Evernote, a popular mobile app, says it was hacked and is requiring all users to reset their passwords as a precautionary measure.
"We have found no evidence that any of the content you store in Evernote was accessed, changed or lost," the company says in a blog post. "We also have no evidence that any payment information for Evernote Premium or Evernote Business customers was accessed. The investigation has shown, however, that the individual(s) responsible were able to gain access to Evernote user information, which includes usernames, email addresses associated with Evernote accounts and encrypted passwords."
Evernote says it encrypts passwords. So even though its system was breached, hackers should not be able to see the passwords associated with a particular user.
However, based on Evernote's blog today post and others in the past, content stored by Evernote is not encrypted. So the hackers would indeed have been able to see the content associated with a user's accounts.

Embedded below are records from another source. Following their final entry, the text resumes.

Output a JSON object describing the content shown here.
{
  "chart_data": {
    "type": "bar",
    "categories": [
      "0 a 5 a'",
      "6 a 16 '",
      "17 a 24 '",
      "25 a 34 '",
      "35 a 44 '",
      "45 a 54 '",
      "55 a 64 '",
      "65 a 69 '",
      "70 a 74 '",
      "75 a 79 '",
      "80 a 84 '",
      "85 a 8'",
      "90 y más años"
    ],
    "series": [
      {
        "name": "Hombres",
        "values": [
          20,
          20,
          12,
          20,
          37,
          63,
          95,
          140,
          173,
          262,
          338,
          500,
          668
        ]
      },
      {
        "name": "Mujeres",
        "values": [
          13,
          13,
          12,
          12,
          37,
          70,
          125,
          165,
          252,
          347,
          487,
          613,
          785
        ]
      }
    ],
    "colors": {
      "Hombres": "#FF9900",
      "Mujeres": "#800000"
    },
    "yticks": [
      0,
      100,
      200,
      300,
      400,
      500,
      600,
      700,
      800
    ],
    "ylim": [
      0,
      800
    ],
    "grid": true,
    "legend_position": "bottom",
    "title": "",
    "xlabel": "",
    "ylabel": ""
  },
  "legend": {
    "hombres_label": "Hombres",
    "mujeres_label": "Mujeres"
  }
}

This is the same issue, by the way, that led to my criticism of a popular tech writer's assessment several years ago of a file sharing service. I took the writer to task for saying that a free file sharing service had "very impressive" security, when the app was, in fact, not encrypting content stored on its servers. (For the record, the writer, Joel Bruckenstein, is very knowledgeable about advisor technology, and despite reports to the contrary, we like and respect each other. I just could not let that mistake pass because security is way too important an issue.)
Hopefully advisors are not posting personally identifiable information about clients on Evernote. If you are storing PII about clients on Evernote, you likely are legally obliged to disclose to clients that their data may have been breached.